Your Grace is Enough

as we strummed, plucked, held the notes, and clashed the cymbals today - something struck me about the greatness of God's grace and love. Koinonia - fellowship - with God and men. Maybe it's time to share the testimony, the story of grace that God has given me. Maybe it's time. soon. If it helps to transform lives. God use me please.

and as we ended. i remembered walking back home alone; and a sense of loneliness just overcame me. but God was there. walking right beside. just that i think i shut Him aside. how foolish. as the music faded. there was emptiness. i wasn't sure why. maybe. maybe it's just me. i thought it was over.

and somehow. i know i must be complete in Him. and in Him only. no one else. His grace is enough - yet why do i still long for earthly things.

yes we are aliens. pilgrims. in this strange land. we are not of this world. here we tarry, here we wait, till our rightful owner returns to bring us to our real home.

why then do we seek for earthly things? why then.

His grace is enough. help me understand Lord.

edit ----

well. looking back. i guess it was a memorable debut as a inaugural BBcumFireAC band, and i hope we will glorify God with all the gifts that He has blessed us with. as usual, i tried to hide behind the rest of the instruments - ahhhh too used to solo-ing, but thanks for bearing with me, especially Emil haha - but to no avail i guess.

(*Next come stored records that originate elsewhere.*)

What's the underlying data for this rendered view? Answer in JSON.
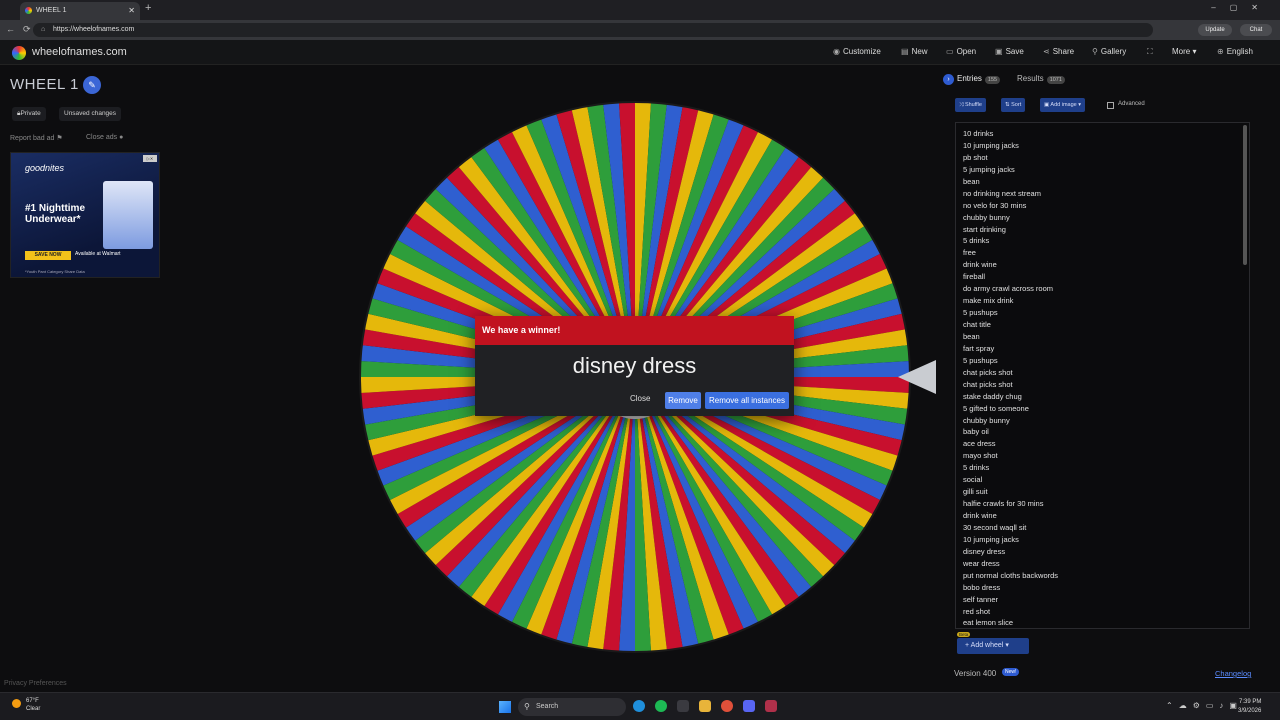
{
  "browser": {
    "tab_title": "WHEEL 1",
    "url": "https://wheelofnames.com",
    "update_label": "Update",
    "chat_label": "Chat"
  },
  "site": {
    "brand": "wheelofnames.com",
    "nav": {
      "customize": "Customize",
      "new": "New",
      "open": "Open",
      "save": "Save",
      "share": "Share",
      "gallery": "Gallery",
      "more": "More",
      "language": "English"
    }
  },
  "left": {
    "wheel_title": "WHEEL 1",
    "private_label": "Private",
    "unsaved_label": "Unsaved changes",
    "report_ad": "Report bad ad",
    "close_ads": "Close ads",
    "privacy": "Privacy Preferences"
  },
  "ad": {
    "brand": "goodnites",
    "headline": "#1 Nighttime Underwear*",
    "cta": "SAVE NOW",
    "retailer": "Available at Walmart",
    "fine_print": "*Youth Pant Category Share Data"
  },
  "wheel": {
    "colors": [
      "#c8102e",
      "#e5b80b",
      "#2e9e3b",
      "#2f5fd0"
    ],
    "slice_count": 108
  },
  "modal": {
    "title": "We have a winner!",
    "winner": "disney dress",
    "close_label": "Close",
    "remove_label": "Remove",
    "remove_all_label": "Remove all instances",
    "header_color": "#c1121f"
  },
  "panel": {
    "entries_tab": "Entries",
    "entries_count": "155",
    "results_tab": "Results",
    "results_count": "1071",
    "shuffle_label": "Shuffle",
    "sort_label": "Sort",
    "add_image_label": "Add image",
    "advanced_label": "Advanced",
    "entries": [
      "10 drinks",
      "10 jumping jacks",
      "pb shot",
      "5 jumping jacks",
      "bean",
      "no drinking next stream",
      "no velo for 30 mins",
      "chubby bunny",
      "start drinking",
      "5 drinks",
      "free",
      "drink wine",
      "fireball",
      "do army crawl across room",
      "make mix drink",
      "5 pushups",
      "chat title",
      "bean",
      "fart spray",
      "5 pushups",
      "chat picks shot",
      "chat picks shot",
      "stake daddy chug",
      "5 gifted to someone",
      "chubby bunny",
      "baby oil",
      "ace dress",
      "mayo shot",
      "5 drinks",
      "social",
      "gilli suit",
      "halfie crawls for 30 mins",
      "drink wine",
      "30 second waqll sit",
      "10 jumping jacks",
      "disney dress",
      "wear dress",
      "put normal cloths backwords",
      "bobo dress",
      "self tanner",
      "red shot",
      "eat lemon slice"
    ],
    "beta_tag": "Beta",
    "add_wheel_label": "Add wheel",
    "version": "Version 400",
    "new_tag": "New!",
    "changelog": "Changelog"
  },
  "taskbar": {
    "temp": "67°F",
    "condition": "Clear",
    "search_label": "Search",
    "time": "7:39 PM",
    "date": "3/9/2026"
  }
}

Wes and Ash were just crazy. and I finally played with a bass and electric for the first time in a long while (: thanks for everything God. thanks for everything guys. (:

and i remembered staring into the eyes of Mr Brian Chirnside, he looked rather disappointed - yes our testimony people pulled out at the last moment ):, but it's ok, we'll pray for conviction - it was a little scary actually, he told me how sharing shouldn't be impromptu and all, and a feeling and all (yes maybe here i started to take offense - aye i shouldn't). but yes. it's true, we really need to prepare our hearts in advance.

i'm wondering though. who's to share. my testimony Lord? but i don't know. maybe it'll stumble instead of edify. but nevertheless a story of grace. (:

three out of four songs had the word grace today.